# Asset Database
The asset DB maps Unity asset GUIDs (and sub-asset fileIDs) to human-readable
names. The binary stores the bare name; how downstream consumers render it
(e.g. as a `$Alias` ref, a Unity Addressables key, a catalog entry) is up to
them. The terms are interchangeable — "alias" is the rendering convention,
"name" is the storage field.
Without this index, a sprite reference would be opaque:
`{fileID: 1112529545, guid: 8f57b4a070f7b43bbb3925467e6752ab}`. With it, the
same reference resolves to a stable, readable name (`TX_FlagBig_Main`).
---
## Storage
Two on-disk files, by default under `<project>/Library/<consumer>/`
(gitignored — `Library/` is Unity's regenerable cache directory). The
consumer picks the subdir; this crate doesn't bake the path. The CLI
defaults to `<project>/Library/unity-assetdb/`.
| File | Role | Read by |
|------|------|---------|
| `asset-db.bin` | **Convert artifact** — lean: `(guid, asset_type, name, sub_assets, hint)` per entry. Sorted by GUID for O(log n) lookups. | downstream consumer + bake |
| `asset-db.cache.bin` | **Bake-only cache** — `(hint, mtimes, resolved bake state)` per entry. | bake |
### Binary schema
Defined in `src/store.rs`. Bincode-2, magic-prefixed.

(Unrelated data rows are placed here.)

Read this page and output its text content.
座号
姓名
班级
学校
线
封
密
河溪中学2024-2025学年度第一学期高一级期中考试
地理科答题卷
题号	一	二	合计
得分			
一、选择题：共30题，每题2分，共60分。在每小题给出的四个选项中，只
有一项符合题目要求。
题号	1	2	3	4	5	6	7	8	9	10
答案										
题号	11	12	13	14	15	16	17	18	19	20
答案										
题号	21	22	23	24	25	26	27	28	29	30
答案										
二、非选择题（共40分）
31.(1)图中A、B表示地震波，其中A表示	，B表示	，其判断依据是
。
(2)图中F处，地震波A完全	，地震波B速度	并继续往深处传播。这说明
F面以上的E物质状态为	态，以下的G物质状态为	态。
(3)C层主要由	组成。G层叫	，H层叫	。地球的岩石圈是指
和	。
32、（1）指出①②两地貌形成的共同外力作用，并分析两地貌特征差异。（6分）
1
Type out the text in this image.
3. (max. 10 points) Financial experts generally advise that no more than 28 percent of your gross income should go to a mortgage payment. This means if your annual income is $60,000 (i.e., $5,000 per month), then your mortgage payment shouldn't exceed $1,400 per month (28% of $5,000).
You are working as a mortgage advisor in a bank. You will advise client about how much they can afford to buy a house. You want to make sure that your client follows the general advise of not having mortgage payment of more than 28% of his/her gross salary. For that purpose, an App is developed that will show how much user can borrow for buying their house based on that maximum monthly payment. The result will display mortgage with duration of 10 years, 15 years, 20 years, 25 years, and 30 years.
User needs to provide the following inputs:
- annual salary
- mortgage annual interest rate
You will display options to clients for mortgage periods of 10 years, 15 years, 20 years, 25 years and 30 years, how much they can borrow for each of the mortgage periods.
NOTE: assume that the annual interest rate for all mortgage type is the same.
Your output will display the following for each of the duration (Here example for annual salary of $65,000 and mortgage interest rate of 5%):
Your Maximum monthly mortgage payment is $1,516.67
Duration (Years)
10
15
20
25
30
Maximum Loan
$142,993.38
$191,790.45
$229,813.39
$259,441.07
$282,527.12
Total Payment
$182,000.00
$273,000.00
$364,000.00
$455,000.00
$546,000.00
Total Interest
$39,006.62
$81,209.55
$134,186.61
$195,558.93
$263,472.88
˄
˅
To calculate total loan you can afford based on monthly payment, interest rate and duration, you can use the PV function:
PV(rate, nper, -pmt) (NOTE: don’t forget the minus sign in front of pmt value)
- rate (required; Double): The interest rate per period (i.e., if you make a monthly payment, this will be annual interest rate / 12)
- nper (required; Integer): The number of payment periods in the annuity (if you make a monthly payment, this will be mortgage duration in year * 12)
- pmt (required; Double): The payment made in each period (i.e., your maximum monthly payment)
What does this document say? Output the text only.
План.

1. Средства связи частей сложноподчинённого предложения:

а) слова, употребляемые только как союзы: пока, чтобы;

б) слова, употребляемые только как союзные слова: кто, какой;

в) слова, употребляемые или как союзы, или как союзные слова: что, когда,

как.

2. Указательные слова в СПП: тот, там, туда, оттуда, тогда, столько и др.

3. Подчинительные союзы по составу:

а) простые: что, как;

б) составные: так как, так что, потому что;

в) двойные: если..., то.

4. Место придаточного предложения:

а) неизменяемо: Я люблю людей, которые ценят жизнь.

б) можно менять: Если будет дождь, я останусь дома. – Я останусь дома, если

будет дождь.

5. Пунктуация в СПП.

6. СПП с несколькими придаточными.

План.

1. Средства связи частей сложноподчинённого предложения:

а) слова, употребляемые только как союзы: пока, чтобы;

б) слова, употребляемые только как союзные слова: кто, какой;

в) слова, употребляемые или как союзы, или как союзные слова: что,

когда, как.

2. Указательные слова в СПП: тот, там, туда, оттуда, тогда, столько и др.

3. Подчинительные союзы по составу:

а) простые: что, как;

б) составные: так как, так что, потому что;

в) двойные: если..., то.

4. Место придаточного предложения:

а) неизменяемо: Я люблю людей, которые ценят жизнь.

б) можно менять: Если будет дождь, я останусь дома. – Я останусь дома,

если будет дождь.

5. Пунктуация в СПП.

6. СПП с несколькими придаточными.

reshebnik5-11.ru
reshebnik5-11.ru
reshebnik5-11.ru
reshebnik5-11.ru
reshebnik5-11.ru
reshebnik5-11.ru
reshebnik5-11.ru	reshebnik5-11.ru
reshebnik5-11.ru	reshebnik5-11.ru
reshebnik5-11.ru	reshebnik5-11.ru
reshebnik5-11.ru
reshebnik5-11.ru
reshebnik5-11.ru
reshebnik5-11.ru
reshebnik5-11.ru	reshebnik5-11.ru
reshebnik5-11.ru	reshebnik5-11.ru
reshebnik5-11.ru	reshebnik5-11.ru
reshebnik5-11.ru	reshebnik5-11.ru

**`asset-db.bin`** — one envelope per project:
| Field | Type | Notes |
|-------|------|-------|
| `schema_version` | `u16` | Bumped on incompatible schema changes; mismatch → re-bake required. |
| `script_types` | `Vec<u128>` | Interned script GUIDs (sorted, dedup'd). Indexed by `AssetType::Script`. |
| `entries` | `Vec<AssetEntry>` | **Sorted by GUID** for O(log n) binary-search lookup. |
Each `AssetEntry`:
| Field | Type | Notes |
|-------|------|-------|
| `guid` | `u128` | 32-hex Unity GUID. |
| `asset_type` | `AssetType` | Tagged enum — `Native(class_id)` or `Script(script_idx)`. See [Asset typing](#asset-typing). |
| `name` | `Box<str>` | Filename stem (with optional collision suffix). See [Name collisions](#name-collisions). |
| `sub_assets` | `Vec<SubAsset { file_id: i64, name: Box<str> }>` | Sub-asset rows (sprite-sheet entries, sub-clips, plus the implicit Sprite sub-object Unity auto-generates for Single-mode Sprite textures — fileID `21300000` = `ClassId::Sprite × 100_000`, name = filename stem; synthesized at bake since `.meta` omits it). Sorted by `file_id`. Synthesis predicate pinned by `bake::tests::synthesize_implicit_sprite_*` (4 branch tests); end-to-end smoke at `tests/bake.rs::implicit_sprite_subasset_synthesis`. |
| `hint` | `Box<str>` | Project-root-relative path (`Assets/Foo.prefab`, `Packages/com.boxcat.libs/Bar.mixer`). Lets downstream consumers locate assets by guid without re-walking the project tree. |
`Box<str>` instead of `String` saves 8 bytes per string (no growable-capacity field) once decoded.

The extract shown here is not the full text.